Tambahan lain seperti mode berkendara yang bisa dipilih, pengaturan regenerative braking yang bervariasi, dan sensor roll-over memberi lapisan kontrol lebih baik. Sensor ini dapat memutus daya saat motor mengalami kondisi terbalik atau jatuh dalam posisi ekstrem.
Posisi di pasar enduro listrik semakin jelas
KTM menempatkan Freeride E di titik yang menarik di tengah persaingan motor listrik off-road.

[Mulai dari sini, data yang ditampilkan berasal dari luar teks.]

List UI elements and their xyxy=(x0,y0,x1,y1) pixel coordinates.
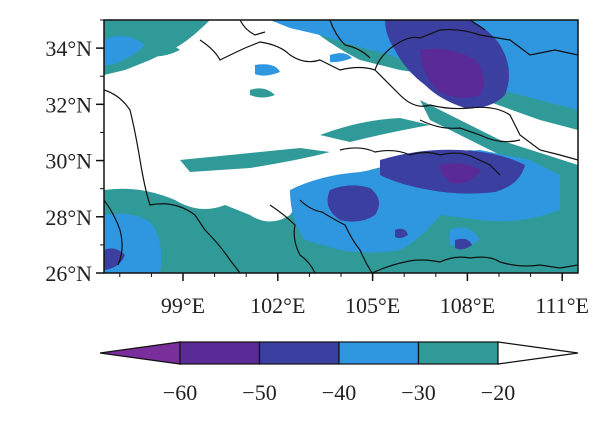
colorbar-level-label: −50 xyxy=(242,380,276,405)
colorbar-max-extension xyxy=(497,341,579,365)
colorbar: −60 −50 −40 −30 −20 xyxy=(99,341,579,405)
province-boundaries xyxy=(104,20,578,273)
colorbar-level-label: −60 xyxy=(163,380,197,405)
colorbar-segment xyxy=(338,341,420,365)
colorbar-level-label: −20 xyxy=(481,380,515,405)
colorbar-min-extension xyxy=(99,341,181,365)
lon-tick-label: 105°E xyxy=(345,293,400,318)
lat-tick-label: 34°N xyxy=(45,36,92,61)
lon-tick-label: 111°E xyxy=(535,293,589,318)
lon-tick-label: 102°E xyxy=(250,293,305,318)
lat-tick-label: 32°N xyxy=(45,92,92,117)
map-panel xyxy=(104,20,578,273)
longitude-axis: 99°E 102°E 105°E 108°E 111°E xyxy=(119,273,589,318)
latitude-axis: 26°N 28°N 30°N 32°N 34°N xyxy=(45,19,104,286)
colorbar-segment xyxy=(258,341,340,365)
shaded-level-purple xyxy=(420,48,484,184)
lat-tick-label: 30°N xyxy=(45,149,92,174)
lat-tick-label: 26°N xyxy=(45,261,92,286)
lat-tick-label: 28°N xyxy=(45,205,92,230)
colorbar-segment xyxy=(417,341,499,365)
colorbar-segment xyxy=(179,341,261,365)
colorbar-level-label: −30 xyxy=(401,380,435,405)
lon-tick-label: 108°E xyxy=(440,293,495,318)
colorbar-level-label: −40 xyxy=(322,380,356,405)
lon-tick-label: 99°E xyxy=(161,293,205,318)
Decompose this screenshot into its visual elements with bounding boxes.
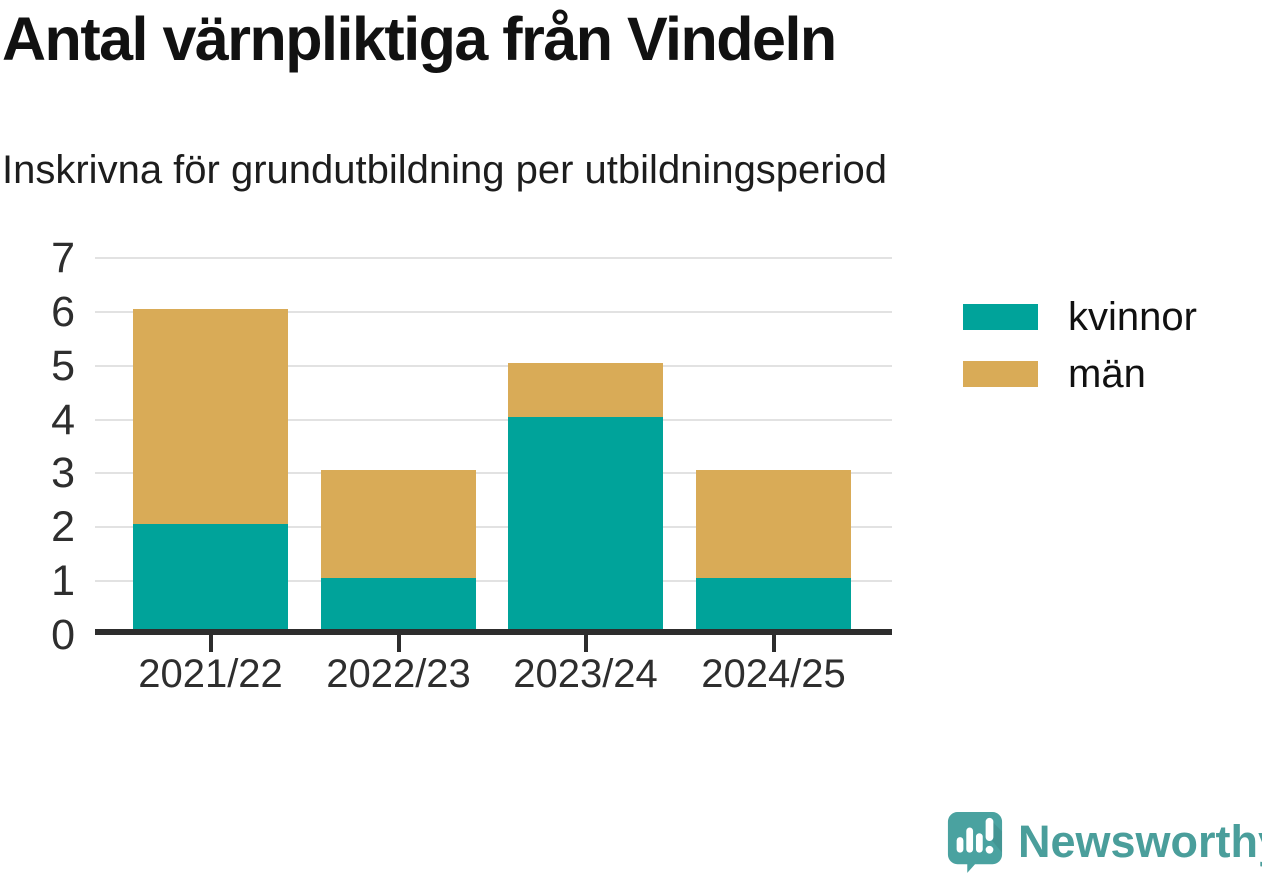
x-tick-label: 2023/24 [513, 652, 658, 696]
gridline [95, 257, 892, 259]
y-tick-label: 3 [51, 449, 75, 498]
y-tick-label: 2 [51, 503, 75, 552]
gridline [95, 526, 892, 529]
y-tick-label: 1 [51, 557, 75, 606]
x-axis-tick [771, 635, 776, 652]
chart-subtitle: Inskrivna för grundutbildning per utbild… [2, 148, 887, 192]
gridline [95, 310, 892, 313]
bar-segment-kvinnor [696, 578, 851, 632]
y-tick-label: 5 [51, 341, 75, 390]
x-axis-line [95, 629, 892, 635]
gridline [95, 580, 892, 583]
y-tick-label: 4 [51, 395, 75, 444]
logo-bar-2 [966, 827, 974, 853]
bar-segment-män [508, 362, 663, 417]
y-tick-label: 0 [51, 611, 75, 659]
x-axis-tick [208, 635, 213, 652]
bar-segment-män [696, 470, 851, 579]
x-tick-label: 2021/22 [138, 652, 283, 696]
legend-swatch [963, 361, 1038, 387]
legend-label: män [1068, 351, 1146, 396]
bar-segment-kvinnor [321, 578, 476, 632]
legend-item-män: män [963, 350, 1197, 398]
x-axis-tick [583, 635, 588, 652]
logo-exclamation-stem [985, 817, 994, 842]
gridline [95, 472, 892, 475]
gridline [95, 418, 892, 421]
speech-bubble-bar-chart-icon [947, 812, 1003, 873]
y-axis-labels: 0 1 2 3 4 5 6 7 [0, 234, 75, 678]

Di pasar yang juga diisi nama seperti Surron dan Stark, model ini mencoba menang lewat reputasi merek, kesiapan pabrik, serta legalitas jalan yang lebih lengkap.
Peluncurannya dijadwalkan mulai April 2026, sementara harga resmi belum dicantumkan di situs KTM. Hingga saat ini, pembeli masih perlu menghubungi dealer lokal untuk mengetahui ketersediaan dan kemungkinan penawaran, tetapi kehadiran Freeride E menunjukkan bahwa KTM serius mendorong generasi baru enduro listrik yang lebih praktis, lebih ringan, dan lebih serbaguna dari sebelumnya.